Rasa penasaran saya pun makin dalam. Saya mulai mencari tahu lebih jauh: apa sebenarnya kombucha itu, bagaimana cara pembuatannya, dan kenapa belakangan ini banyak yang memilih minum kombucha sebagai bagian dari gaya hidup sehat? Ternyata, di balik gelembung-gelembung kecil dalam botolnya, kombucha menyimpan banyak hal menarik dengan mulai dari sejarah panjangnya, manfaat kesehatannya, hingga komunitas pembuat rumahan yang kini mulai bermunculan di kalangan anak muda perkotaan.
Yang bikin menarik, kombucha nggak cuma soal kesehatan. Lebih dari sekadar minuman fermentasi dengan segudang manfaat untuk tubuh, kombucha kini mulai menjelma jadi bagian dari gaya hidup anak muda urban. Di kota-kota besar, kombucha bukan lagi sekadar dijual dalam botol kaca di toko organik atau pasar sehat, tapi juga mulai hadir di tempat-tempat yang biasa dikunjungi anak muda: kedai kopi, healthy bar, hingga kafe kekinian yang mengusung konsep eco-friendly atau sustainable lifestyle.
Bahkan, beberapa kedai menyediakan kombucha dengan tampilan yang tak kalah estetik dibandingkan latte atau matcha kekinian. Varian rasanya pun makin beragam dan kreatif sehingga ada yang dikombinasikan dengan jahe untuk sensasi hangat dan menyegarkan, ada juga yang memakai jeruk atau lemon untuk rasa citrusy yang segar, sampai yang dicampur rosella atau bunga telang, memberi warna mencolok dan aroma khas yang menarik. Beberapa brand lokal bahkan mulai berani bereksperimen dengan bahan khas Indonesia seperti kayu manis, sereh, atau buah tropis seperti nanas dan mangga.

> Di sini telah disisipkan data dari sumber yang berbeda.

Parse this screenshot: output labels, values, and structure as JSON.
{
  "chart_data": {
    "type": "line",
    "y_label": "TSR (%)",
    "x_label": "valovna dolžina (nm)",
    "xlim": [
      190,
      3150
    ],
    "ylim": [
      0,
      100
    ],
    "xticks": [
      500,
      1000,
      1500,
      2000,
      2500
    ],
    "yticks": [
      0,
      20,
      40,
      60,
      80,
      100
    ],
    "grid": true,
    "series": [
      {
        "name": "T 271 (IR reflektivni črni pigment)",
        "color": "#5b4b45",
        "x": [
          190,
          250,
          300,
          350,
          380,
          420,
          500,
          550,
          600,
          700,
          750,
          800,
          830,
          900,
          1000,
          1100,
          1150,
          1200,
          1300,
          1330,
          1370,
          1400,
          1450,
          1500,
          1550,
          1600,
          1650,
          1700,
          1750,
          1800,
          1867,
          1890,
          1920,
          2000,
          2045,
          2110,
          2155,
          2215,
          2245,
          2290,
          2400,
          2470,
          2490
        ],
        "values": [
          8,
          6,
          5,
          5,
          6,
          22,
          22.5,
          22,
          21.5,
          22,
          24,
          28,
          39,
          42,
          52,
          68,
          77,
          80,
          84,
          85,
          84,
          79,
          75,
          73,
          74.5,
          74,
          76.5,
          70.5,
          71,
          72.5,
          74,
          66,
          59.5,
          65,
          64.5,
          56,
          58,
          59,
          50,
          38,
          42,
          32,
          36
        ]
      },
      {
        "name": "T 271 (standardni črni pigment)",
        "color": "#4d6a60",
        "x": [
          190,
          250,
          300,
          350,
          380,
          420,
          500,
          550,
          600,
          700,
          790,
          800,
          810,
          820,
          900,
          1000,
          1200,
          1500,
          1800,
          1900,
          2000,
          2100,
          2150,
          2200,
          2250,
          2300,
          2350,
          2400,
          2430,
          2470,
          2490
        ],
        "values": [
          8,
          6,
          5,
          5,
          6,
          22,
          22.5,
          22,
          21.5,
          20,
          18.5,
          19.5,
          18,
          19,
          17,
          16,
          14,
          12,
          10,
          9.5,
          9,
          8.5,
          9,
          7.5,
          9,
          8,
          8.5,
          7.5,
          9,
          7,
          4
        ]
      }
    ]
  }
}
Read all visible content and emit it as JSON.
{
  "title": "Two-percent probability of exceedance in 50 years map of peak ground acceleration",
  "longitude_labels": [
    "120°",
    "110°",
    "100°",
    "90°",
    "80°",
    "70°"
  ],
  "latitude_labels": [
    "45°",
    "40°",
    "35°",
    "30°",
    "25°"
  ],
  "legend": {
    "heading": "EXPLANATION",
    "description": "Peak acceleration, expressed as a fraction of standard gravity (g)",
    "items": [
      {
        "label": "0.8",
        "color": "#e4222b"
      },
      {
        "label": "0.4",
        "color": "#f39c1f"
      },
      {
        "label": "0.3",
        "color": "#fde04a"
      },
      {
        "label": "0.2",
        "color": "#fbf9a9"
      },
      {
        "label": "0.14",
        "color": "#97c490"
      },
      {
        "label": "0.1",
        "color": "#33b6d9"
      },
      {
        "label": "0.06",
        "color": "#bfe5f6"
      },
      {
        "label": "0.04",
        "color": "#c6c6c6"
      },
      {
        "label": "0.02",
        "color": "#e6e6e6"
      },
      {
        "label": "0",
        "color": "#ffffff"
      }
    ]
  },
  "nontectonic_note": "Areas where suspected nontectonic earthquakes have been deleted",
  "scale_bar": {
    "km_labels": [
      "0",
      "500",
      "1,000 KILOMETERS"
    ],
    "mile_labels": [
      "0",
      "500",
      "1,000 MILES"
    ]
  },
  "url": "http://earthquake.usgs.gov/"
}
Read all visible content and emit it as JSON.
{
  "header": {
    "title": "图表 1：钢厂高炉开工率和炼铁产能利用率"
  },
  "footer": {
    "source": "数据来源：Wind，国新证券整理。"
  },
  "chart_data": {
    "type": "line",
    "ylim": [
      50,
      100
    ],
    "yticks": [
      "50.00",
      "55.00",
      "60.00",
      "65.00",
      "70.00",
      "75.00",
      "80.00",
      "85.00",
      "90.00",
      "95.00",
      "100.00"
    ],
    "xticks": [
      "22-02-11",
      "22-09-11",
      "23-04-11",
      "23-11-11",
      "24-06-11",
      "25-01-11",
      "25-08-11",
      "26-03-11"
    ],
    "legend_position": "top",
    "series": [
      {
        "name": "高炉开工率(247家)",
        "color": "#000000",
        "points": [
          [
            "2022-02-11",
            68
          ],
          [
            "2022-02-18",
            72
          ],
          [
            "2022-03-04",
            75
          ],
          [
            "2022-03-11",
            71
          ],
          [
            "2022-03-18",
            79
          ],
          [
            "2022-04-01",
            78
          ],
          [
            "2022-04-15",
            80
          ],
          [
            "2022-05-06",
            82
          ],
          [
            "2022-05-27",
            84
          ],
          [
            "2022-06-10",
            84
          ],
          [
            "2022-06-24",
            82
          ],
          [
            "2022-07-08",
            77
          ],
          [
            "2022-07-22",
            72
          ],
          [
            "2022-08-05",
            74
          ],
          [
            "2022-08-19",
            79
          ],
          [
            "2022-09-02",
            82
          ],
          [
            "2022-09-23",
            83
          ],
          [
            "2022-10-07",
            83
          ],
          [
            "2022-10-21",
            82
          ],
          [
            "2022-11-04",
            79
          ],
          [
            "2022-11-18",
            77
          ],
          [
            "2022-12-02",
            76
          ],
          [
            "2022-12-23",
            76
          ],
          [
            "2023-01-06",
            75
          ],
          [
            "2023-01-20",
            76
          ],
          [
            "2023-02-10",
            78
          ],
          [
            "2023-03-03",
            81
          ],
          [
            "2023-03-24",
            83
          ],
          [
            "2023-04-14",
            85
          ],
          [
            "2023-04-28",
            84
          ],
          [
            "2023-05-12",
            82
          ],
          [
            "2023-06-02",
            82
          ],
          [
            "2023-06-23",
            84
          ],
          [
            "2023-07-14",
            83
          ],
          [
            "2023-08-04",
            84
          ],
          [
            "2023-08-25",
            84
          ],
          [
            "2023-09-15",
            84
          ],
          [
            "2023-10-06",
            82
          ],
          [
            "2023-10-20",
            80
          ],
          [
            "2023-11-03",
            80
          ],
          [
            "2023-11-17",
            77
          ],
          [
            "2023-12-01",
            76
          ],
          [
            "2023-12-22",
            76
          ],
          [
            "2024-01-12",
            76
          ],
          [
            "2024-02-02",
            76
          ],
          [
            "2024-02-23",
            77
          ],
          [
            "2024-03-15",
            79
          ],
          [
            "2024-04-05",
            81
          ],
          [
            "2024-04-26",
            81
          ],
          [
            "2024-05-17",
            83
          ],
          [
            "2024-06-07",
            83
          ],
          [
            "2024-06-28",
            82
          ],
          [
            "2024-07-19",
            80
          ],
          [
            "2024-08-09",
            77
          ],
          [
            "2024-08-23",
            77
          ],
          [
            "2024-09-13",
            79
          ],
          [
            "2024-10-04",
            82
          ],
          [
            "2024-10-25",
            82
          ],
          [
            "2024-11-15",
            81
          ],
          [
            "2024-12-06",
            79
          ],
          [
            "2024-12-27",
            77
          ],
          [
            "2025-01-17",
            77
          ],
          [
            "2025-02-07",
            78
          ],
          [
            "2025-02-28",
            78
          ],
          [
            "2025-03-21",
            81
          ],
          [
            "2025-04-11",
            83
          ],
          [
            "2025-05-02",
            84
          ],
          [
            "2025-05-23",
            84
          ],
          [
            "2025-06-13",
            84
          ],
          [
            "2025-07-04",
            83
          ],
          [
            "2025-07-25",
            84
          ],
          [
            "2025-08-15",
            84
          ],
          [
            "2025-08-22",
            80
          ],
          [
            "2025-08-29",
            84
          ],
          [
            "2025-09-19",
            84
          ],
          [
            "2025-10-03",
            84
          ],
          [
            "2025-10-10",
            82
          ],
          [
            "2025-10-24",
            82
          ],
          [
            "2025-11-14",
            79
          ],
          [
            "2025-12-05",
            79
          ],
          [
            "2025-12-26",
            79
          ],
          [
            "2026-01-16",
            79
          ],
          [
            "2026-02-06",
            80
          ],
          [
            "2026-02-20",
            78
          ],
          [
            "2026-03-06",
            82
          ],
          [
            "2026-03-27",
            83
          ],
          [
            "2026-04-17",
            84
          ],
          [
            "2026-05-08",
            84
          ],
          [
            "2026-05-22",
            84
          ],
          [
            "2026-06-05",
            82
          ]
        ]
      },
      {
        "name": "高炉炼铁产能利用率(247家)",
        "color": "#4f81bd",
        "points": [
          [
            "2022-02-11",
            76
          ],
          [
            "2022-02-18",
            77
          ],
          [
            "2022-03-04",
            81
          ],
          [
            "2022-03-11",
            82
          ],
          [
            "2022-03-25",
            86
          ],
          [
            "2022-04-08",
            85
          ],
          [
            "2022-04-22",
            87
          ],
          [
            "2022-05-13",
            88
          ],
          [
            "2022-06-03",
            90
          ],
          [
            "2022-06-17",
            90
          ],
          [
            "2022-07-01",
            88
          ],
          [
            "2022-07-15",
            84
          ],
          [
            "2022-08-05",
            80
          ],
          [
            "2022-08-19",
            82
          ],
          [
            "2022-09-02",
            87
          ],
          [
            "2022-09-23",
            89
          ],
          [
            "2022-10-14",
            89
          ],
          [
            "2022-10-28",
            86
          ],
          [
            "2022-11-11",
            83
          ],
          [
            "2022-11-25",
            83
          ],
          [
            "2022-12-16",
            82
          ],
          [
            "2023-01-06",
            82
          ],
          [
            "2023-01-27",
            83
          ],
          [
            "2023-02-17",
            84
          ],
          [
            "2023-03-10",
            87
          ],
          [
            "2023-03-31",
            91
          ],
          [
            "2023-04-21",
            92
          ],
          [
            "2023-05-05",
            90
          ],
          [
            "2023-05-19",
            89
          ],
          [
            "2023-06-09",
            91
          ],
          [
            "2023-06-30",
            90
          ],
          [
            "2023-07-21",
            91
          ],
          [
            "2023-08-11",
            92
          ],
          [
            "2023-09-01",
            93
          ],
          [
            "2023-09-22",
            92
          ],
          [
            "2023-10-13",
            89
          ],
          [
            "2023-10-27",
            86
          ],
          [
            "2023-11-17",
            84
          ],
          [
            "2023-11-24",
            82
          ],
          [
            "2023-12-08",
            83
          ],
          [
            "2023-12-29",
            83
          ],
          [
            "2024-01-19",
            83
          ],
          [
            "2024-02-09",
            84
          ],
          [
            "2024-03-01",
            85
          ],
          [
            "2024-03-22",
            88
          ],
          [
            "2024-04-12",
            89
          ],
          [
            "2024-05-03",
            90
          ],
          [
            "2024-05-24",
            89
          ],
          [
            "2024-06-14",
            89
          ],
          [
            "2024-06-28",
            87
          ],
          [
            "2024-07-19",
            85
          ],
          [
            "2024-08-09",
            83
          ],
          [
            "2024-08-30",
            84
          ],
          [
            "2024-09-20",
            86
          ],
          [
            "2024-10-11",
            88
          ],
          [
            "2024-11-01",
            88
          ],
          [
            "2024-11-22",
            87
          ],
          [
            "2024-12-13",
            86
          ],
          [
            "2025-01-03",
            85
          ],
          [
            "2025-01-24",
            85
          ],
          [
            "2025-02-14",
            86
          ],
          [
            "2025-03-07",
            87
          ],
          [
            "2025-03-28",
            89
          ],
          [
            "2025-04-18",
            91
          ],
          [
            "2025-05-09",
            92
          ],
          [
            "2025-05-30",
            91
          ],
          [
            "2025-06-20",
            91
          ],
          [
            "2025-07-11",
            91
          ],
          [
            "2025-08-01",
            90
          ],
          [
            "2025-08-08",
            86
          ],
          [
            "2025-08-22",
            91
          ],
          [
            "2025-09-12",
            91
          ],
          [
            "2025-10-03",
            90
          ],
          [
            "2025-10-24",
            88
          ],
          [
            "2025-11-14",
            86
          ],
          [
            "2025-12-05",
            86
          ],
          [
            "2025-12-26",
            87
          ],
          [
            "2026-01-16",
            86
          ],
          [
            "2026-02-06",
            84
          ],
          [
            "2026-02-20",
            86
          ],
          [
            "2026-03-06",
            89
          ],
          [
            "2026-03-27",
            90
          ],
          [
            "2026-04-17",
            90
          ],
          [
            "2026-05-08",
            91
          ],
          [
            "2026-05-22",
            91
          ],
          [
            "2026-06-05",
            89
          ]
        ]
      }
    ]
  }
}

Kombucha juga jadi alternatif bagi mereka yang ingin nongkrong sehat. Nggak sedikit anak muda yang sekarang memilih kombucha sebagai "teman ngobrol" di kafe, menggantikan kopi atau minuman bersoda. Rasanya tetap asik, bisa tetap eksis di Instagram, dan yang paling penting adalah lebih bersahabat untuk tubuh. Kombucha berhasil memadukan dua hal yang sebelumnya terasa bertolak belakang dengan gaya hidup sehat dan gaya hidup sosial.
Â
Bagi saya pribadi, ini bukan sekadar ikut-ikutan tren. Kombucha memberi alternatif baru bagi kita yang mulai sadar akan pentingnya menjaga tubuh, apalagi di tengah kesibukan kuliah dan pola makan yang kadang kacau. Rasanya menyegarkan, tidak terlalu manis, dan bikin perut terasa enteng.
Saya sempat mewawancarai Dina (mahasiswa semester 4), yang sudah rutin minum kombucha sejak tahun lalu. "Awalnya iseng beli karena botolnya lucu dan katanya sehat. Lama-lama malah suka karena bikin badan nggak gampang sakit. Sekarang malah bikin sendiri di rumah," katanya sambil tertawa.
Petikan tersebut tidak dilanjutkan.